OK, revise the question - if the connection to the rest of the world was spotty, say, once a week, instead of non-existent, how would that change things?
My reason for asking this is I am developing a product for deployment in the Third World that Bitcoin is a great fit for, but it must be able to function with only intermittent access to the blockchain and support 50-100 users.
The local Bitcoin network could transfer between local users just fine with intermittent and spotty Internet access, but mining locally would not only be futile, it could even be counterproductive if the locally 'mined' block rewards were to start circulating and intermixing with the existing coins. This would literally take months at the hashrate locals would be able to maintain, and likely be reset every time that the Internet connection was reestablished for any significant period of time, but mining should not be attempted in this scenario, even if it made economic sense.
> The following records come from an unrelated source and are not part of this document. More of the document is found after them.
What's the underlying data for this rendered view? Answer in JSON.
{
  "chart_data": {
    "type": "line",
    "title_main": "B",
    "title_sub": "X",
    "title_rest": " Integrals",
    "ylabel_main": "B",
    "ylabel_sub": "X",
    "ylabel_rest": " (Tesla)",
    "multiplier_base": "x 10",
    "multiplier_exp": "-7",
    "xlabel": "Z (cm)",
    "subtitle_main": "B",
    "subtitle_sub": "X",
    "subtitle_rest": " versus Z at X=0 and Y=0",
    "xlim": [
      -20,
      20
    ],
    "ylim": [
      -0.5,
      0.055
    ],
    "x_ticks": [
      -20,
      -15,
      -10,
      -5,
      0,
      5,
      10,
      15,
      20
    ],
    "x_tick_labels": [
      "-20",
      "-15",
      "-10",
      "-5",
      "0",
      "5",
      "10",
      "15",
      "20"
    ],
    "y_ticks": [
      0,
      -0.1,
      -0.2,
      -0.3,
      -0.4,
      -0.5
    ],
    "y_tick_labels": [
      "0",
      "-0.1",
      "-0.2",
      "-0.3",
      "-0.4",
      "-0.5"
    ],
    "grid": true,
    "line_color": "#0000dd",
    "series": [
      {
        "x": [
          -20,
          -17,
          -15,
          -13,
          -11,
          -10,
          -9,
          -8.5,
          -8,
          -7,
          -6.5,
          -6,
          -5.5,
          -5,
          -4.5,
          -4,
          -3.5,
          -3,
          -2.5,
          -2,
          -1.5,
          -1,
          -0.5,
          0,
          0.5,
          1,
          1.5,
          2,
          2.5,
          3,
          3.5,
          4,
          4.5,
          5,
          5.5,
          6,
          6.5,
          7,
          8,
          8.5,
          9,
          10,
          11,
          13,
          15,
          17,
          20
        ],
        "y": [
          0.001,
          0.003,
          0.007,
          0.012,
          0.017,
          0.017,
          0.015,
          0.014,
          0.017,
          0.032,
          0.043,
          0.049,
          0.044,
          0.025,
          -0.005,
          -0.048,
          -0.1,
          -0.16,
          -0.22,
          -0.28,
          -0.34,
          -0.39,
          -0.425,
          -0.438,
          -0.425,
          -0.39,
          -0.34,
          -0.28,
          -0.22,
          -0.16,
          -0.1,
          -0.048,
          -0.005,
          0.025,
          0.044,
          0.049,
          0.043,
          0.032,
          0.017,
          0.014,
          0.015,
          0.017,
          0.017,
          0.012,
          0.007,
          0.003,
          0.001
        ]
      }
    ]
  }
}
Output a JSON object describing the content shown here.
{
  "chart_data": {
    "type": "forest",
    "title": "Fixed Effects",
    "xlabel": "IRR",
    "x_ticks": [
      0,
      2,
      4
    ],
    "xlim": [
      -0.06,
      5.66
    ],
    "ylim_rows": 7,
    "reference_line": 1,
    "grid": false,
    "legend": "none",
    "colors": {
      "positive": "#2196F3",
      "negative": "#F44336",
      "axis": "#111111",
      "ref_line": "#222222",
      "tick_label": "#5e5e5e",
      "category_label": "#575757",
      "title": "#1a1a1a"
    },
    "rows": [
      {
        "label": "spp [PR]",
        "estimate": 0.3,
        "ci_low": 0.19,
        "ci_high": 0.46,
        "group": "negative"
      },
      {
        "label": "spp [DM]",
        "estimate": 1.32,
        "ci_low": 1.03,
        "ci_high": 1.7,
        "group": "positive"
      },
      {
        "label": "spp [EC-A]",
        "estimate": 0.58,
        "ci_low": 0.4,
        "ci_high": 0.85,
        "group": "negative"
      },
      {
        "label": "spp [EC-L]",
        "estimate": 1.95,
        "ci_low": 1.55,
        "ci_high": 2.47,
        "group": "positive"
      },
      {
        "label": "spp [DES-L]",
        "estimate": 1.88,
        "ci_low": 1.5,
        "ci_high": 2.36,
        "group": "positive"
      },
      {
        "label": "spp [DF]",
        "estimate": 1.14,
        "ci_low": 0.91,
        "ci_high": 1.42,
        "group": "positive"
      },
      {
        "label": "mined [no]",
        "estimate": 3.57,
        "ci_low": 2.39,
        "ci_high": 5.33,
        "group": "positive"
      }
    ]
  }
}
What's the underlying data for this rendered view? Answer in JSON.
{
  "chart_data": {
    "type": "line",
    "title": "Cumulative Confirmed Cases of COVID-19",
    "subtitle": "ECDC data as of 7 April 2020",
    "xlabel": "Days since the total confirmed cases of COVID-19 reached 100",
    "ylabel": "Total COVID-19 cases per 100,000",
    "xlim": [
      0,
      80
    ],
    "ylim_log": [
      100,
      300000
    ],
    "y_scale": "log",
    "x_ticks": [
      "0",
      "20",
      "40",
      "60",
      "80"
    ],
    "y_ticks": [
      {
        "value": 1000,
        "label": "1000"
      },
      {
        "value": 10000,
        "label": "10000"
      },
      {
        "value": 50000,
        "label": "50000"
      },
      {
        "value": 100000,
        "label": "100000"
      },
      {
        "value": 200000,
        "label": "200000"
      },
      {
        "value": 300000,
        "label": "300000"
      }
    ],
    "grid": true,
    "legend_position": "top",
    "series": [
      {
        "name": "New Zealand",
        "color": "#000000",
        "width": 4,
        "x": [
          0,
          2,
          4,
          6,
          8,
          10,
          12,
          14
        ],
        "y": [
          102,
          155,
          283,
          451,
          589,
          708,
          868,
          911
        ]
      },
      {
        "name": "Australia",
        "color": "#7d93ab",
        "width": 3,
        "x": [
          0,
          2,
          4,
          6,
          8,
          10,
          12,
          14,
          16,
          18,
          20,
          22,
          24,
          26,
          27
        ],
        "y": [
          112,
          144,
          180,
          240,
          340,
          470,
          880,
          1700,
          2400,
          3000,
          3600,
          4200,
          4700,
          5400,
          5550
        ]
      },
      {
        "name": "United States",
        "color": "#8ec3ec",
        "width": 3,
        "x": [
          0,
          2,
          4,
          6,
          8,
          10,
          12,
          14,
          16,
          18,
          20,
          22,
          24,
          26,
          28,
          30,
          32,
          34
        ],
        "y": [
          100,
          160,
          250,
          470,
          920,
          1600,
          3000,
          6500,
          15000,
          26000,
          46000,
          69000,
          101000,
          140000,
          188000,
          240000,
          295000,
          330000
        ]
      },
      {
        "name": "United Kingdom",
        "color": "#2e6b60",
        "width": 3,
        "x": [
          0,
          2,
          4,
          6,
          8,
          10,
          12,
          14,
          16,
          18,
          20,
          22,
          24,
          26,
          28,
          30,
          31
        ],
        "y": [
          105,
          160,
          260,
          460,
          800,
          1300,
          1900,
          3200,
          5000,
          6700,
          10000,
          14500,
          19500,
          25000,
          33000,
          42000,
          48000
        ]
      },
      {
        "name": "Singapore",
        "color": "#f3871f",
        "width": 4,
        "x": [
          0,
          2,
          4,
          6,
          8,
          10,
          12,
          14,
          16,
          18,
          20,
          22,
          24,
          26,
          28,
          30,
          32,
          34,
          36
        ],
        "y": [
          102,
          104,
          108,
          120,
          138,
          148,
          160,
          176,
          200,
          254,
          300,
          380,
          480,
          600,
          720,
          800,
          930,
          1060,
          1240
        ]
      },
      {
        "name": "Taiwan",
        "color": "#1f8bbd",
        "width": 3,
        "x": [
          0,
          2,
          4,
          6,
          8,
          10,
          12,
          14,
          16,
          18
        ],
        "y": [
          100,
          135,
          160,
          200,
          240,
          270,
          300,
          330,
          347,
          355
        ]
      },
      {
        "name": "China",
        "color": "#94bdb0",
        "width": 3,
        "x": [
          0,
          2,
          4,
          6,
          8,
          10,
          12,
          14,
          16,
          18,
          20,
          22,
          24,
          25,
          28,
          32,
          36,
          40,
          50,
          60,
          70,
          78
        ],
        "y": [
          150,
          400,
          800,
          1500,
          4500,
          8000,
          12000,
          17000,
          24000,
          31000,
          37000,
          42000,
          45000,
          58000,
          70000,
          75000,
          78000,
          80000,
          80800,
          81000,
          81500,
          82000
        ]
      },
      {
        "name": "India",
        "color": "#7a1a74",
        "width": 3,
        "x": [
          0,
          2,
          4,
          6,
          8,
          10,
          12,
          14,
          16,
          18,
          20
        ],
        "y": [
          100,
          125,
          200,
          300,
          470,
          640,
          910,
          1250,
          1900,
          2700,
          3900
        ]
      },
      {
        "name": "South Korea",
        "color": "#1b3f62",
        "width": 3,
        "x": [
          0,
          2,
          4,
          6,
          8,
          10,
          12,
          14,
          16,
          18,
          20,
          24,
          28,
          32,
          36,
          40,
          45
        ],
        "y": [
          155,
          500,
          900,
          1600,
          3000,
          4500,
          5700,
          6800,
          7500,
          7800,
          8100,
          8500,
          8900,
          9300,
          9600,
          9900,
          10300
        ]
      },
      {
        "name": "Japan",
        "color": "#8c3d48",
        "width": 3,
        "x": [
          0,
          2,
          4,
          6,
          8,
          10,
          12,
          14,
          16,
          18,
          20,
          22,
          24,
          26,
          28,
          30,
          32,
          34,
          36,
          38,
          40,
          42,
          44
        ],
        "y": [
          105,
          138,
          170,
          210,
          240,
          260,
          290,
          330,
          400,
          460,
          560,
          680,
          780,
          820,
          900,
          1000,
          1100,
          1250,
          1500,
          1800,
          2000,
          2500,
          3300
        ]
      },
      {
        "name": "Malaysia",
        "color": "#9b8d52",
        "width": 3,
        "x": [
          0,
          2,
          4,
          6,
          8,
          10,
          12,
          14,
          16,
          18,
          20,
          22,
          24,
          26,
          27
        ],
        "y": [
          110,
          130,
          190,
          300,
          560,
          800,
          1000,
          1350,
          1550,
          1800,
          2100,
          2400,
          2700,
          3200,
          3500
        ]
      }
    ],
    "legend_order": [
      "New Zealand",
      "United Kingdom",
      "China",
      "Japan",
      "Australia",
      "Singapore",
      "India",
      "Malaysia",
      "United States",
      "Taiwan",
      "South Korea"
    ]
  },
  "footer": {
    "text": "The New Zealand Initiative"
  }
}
A regular modem call, even an international one lasting hours, would be cheaper and less resource intensive than mining locally; and be much more productive towards the goal of facilitating local transactions. The bandwidth requirements to maintain an isolated section of the network, so long as it is not trying to mine, does not scale with the number of local nodes or transactions. Also, bitcoin doesn't really need a
live connection, if the goal is simply to keep the local network's blockchain as up to date as possible. The occasional snail-mailed USB drive has more than enough bandwidth, and bitcoin doesn't mind the high latency.